S’il est une pièce conçue pour parler directement à la communauté catholique, c’est bien le Haec dicit Dominus à cinq voix. Son texte évoque la Rachel de l’Ancien Testament, dont les fils ont été assassinés—un choix éloquent pour ceux qui voyaient exécuter leurs fidèles et leurs prêtres. Rachel est perdue, démunie; elle refuse tout réconfort. Mais la réponse du Seigneur est positive, va de l’avant: «et est spes»—«et il y a de l’espoir». Ces paroles latines sont incroyablement directes et simples, si puissantes et si inattendues que la musique s’en arrête presque. Elles sont exactement ce que les gens avaient besoin d’entendre et Byrd veille à ce qu’elles soient aussi limpides que si un ange du Seigneur avait paru et parlé.

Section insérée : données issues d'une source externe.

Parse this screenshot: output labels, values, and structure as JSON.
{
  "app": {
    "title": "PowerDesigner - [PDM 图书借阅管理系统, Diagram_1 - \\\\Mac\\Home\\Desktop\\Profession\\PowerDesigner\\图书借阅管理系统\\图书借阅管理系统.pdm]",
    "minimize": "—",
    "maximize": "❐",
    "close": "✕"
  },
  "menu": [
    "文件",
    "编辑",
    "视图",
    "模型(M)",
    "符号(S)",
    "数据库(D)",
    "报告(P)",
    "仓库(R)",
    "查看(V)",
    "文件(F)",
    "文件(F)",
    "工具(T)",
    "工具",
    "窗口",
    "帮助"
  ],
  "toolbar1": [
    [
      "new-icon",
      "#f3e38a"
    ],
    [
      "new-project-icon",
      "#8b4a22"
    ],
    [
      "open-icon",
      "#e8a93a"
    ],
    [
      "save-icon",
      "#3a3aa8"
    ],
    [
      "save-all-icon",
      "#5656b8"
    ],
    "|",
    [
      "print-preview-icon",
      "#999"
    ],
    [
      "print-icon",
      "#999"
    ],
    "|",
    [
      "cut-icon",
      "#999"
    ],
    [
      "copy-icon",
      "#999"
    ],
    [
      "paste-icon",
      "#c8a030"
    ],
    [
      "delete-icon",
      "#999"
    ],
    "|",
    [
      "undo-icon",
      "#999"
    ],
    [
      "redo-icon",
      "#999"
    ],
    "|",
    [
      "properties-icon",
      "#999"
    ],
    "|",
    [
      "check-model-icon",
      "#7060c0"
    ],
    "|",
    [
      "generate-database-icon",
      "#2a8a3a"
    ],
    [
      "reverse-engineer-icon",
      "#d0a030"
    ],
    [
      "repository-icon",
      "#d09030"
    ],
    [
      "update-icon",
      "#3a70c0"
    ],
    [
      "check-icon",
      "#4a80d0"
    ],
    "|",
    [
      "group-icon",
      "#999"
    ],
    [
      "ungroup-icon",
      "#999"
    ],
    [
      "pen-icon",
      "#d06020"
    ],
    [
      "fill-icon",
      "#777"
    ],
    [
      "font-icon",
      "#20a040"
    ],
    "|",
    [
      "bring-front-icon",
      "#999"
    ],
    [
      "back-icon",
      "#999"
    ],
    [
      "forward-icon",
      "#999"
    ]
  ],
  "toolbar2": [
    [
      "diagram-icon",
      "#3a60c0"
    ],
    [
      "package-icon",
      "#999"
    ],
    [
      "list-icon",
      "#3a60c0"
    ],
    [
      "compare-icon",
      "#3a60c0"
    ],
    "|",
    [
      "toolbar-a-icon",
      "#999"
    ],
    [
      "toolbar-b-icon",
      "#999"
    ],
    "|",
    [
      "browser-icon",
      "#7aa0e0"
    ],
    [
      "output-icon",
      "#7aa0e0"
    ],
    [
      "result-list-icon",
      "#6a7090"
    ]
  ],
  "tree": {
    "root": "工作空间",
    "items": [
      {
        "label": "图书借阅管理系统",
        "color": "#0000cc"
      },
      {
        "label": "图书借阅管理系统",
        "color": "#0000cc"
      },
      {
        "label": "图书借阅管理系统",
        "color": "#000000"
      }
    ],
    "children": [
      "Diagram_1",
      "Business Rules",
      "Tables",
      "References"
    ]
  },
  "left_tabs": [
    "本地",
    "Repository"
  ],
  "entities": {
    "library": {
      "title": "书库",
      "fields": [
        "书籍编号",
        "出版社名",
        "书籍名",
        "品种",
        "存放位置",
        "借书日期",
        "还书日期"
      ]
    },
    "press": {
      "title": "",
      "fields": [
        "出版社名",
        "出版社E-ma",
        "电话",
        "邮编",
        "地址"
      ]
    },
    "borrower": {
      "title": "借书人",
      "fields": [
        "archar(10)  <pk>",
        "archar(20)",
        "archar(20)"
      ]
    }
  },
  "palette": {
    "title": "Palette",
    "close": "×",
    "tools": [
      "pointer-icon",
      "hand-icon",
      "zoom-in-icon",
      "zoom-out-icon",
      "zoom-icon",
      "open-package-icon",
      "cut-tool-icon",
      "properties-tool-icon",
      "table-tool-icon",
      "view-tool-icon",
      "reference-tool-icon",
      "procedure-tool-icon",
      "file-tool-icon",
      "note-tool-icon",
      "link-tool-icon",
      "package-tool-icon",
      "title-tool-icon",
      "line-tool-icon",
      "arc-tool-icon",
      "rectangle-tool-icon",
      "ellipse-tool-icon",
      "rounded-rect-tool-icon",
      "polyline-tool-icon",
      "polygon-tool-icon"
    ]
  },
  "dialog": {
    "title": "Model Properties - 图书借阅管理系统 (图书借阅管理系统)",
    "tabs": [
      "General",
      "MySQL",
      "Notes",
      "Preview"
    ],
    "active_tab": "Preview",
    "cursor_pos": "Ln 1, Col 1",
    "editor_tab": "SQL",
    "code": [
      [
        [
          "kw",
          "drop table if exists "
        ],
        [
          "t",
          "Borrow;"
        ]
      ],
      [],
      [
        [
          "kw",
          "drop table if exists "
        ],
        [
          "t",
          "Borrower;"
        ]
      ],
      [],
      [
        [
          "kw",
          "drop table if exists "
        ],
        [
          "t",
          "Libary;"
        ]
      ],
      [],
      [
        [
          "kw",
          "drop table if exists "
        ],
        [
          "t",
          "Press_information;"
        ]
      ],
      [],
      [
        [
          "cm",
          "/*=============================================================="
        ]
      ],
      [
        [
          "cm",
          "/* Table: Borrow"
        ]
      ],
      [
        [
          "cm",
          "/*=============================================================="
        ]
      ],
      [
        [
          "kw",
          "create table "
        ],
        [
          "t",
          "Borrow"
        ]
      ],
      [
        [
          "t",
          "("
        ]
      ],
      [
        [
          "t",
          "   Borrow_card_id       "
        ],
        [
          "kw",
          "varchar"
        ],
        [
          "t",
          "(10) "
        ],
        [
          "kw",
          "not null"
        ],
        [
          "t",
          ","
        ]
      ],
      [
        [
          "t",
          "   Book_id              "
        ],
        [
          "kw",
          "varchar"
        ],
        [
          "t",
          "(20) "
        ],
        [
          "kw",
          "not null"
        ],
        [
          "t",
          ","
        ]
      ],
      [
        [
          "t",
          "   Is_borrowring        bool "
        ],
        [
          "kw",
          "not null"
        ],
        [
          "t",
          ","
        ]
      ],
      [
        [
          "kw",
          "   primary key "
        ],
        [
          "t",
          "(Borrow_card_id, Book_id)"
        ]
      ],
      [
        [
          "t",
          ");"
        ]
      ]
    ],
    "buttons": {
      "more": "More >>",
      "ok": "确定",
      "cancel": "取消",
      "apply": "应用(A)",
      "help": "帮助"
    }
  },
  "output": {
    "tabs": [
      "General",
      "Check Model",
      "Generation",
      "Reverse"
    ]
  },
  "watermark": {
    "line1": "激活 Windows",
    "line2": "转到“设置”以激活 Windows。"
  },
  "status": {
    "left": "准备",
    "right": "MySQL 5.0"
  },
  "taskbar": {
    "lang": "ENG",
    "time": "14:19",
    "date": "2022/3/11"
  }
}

extrait des notes rédigées par Andrew Carwood © 2009
Français: Hypérion

Wenn jemals ein Stück so angelegt worden ist, dass es direkt mit der katholischen Gemeinschaft kommunizieren möge, so ist es das fünfstimmige Haec dicit Dominus. Der Text handelt von der alttestamentarischen Figur Rachel, deren Söhne umgebracht worden sind—eine vielsagende Themenwahl für diejenigen, die die Hinrichtung ihrer Förderer und Priester miterlebten. Rachel ist ihrer Kinder beraubt und hilflos und lehnt jeglichen Trost ab. Doch die Antwort des Herrn ist positiv und nach vorne schauend—„et est spes“—„und es gibt Hoffnung“. Die lateinischen Worte sind unglaublich direkt und schlicht, und gleichzeitig so gewaltig und unerwartet, dass die Musik beinahe aufhört. Es sind dies genau die Worte, die die Menschen zu hören verlangten und Byrd vertont sie derartig, dass sie so klingen, als ob ein Engel des Herrn erschienen sei und sie verkündet hätte.